Decompress content using Rust and flate2 without headaches
A few days ago I had to deflate some compressed content using Rust. I quickly found the flate2 crate, it is well maintained and has a very high usage. I decided it would be a great fit for my little project, a CLI tool to download, decompress, and store in a local SQLite3 some content from AWS S3.
I wrote my small CLI tool, and it seemed to work perfectly on the first run. It was all nice until some time later. I have noticed that some lines of my compressed file were missing. The code was running fine and didn't provide any warnings. After a few hours of debugging, I was sure there was a bug in my code somewhere. I went on and wrote a bunch more test to try to isolate in a reproducible way, where the problem was present, without any luck. All tests passing and no indication of problems anywhere.
At some point, I decided to use a sample from the original compressed files, and that is how I managed to reproduce the bug. The sample code in the README of the flate2 crate was what I used in my code:
use std::io::prelude::*;
use flate2::read::GzDecoder;
fn main() {
let mut d = GzDecoder::new("...".as_bytes());
let mut s = String::new();
d.read_to_string(&mut s).unwrap();
println!("{}", s);
}
Unfortunately, the GzDecoder cannot successfully decompress my files. I went then to the official library repository and found this issue which describes exactly my problem.
If GzDecoder fails to decompress your files silently, use MultiGzDecoder instead. It handles multiple gzip members in a single stream, which is common in concatenated gzip files.

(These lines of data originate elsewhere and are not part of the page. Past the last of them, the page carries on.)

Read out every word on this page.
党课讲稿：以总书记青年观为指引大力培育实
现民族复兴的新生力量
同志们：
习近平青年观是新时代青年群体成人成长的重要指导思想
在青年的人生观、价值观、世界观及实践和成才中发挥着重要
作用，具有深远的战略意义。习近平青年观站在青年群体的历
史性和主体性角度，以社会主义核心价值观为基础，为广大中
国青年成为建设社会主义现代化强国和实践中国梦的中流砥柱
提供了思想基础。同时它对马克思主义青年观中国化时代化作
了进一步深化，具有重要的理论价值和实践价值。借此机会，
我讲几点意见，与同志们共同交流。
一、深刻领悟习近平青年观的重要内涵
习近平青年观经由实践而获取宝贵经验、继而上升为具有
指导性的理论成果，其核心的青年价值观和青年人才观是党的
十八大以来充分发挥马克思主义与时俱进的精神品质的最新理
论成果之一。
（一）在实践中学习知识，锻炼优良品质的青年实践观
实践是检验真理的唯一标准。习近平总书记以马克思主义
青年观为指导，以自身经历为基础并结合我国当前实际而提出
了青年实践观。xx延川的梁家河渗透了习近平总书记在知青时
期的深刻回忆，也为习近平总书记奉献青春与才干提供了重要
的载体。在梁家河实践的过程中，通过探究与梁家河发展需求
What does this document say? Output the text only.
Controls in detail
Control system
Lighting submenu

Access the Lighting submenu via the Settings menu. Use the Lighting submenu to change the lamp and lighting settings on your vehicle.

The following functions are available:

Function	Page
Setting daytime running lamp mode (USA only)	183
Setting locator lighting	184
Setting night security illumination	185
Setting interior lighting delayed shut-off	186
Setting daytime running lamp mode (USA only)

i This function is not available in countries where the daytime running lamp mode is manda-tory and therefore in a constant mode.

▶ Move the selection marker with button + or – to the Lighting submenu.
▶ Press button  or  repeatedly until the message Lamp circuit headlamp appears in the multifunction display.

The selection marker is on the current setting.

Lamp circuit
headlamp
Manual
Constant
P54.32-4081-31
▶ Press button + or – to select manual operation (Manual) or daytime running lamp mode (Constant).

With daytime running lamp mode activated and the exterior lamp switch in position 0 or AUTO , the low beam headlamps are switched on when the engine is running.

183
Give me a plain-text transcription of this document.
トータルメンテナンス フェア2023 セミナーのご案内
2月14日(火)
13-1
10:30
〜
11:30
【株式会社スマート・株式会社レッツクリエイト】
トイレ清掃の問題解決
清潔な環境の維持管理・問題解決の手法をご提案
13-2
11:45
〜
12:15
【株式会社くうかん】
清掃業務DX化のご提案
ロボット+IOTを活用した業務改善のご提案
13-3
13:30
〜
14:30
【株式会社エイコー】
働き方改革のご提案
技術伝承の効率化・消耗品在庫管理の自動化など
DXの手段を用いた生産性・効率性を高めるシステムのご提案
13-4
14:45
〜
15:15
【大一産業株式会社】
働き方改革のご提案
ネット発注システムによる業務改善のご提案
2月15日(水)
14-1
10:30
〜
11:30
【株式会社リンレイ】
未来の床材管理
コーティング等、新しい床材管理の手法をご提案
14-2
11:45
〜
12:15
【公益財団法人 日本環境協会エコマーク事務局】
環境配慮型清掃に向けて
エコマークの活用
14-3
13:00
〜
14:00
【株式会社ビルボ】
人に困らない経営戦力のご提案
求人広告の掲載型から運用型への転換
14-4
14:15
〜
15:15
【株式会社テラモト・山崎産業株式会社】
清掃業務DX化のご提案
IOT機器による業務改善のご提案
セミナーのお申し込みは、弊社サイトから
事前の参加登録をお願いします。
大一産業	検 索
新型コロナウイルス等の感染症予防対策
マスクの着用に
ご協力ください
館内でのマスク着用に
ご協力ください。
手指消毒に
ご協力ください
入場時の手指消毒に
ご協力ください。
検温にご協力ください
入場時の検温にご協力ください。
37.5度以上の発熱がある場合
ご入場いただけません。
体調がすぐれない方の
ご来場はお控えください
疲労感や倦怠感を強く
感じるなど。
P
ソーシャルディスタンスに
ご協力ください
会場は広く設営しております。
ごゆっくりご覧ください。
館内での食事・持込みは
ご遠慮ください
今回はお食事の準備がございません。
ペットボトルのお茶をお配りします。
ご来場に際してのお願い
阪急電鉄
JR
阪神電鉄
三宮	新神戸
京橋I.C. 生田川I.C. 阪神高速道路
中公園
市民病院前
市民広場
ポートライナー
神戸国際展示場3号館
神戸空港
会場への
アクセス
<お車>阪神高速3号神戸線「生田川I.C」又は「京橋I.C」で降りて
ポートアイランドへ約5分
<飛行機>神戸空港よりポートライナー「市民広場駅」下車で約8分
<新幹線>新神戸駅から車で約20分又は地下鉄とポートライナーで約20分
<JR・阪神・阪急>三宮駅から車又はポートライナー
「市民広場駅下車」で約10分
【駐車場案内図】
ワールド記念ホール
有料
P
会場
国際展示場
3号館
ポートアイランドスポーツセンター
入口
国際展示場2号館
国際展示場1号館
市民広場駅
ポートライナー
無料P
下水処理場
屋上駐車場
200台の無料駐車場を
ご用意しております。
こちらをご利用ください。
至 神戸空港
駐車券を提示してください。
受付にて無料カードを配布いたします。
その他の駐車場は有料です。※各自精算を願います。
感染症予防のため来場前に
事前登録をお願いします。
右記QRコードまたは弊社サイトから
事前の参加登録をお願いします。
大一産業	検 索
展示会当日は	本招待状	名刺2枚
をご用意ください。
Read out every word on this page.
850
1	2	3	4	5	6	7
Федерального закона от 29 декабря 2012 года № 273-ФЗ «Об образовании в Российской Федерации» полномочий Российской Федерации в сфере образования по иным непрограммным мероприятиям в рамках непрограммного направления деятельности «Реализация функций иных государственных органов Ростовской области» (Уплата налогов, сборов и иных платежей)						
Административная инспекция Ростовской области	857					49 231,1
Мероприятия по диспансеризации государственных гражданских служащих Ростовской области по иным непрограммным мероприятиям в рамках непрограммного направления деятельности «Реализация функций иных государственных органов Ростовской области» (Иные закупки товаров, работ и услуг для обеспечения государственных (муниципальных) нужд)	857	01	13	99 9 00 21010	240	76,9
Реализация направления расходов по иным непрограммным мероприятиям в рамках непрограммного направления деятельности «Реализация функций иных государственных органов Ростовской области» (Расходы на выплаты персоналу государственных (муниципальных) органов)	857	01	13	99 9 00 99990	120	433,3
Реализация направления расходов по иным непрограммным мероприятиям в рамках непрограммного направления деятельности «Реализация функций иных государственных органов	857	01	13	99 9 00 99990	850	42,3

I had to use the MultiGzDecoder instead, and it all worked as expected after this change. The example in the README of flate2 should probably be this:
use std::io::prelude::*;
use flate2::read::GzDecoder;
fn main() {
let mut d = MultiGzDecoder::new("...".as_bytes());
let mut s = String::new();
d.read_to_string(&mut s).unwrap();
println!("{}", s);
}
Finally, I still don't know why the MultiGzDecoder works when the GzDecoder don't. If you know, I will update this blog with your answer.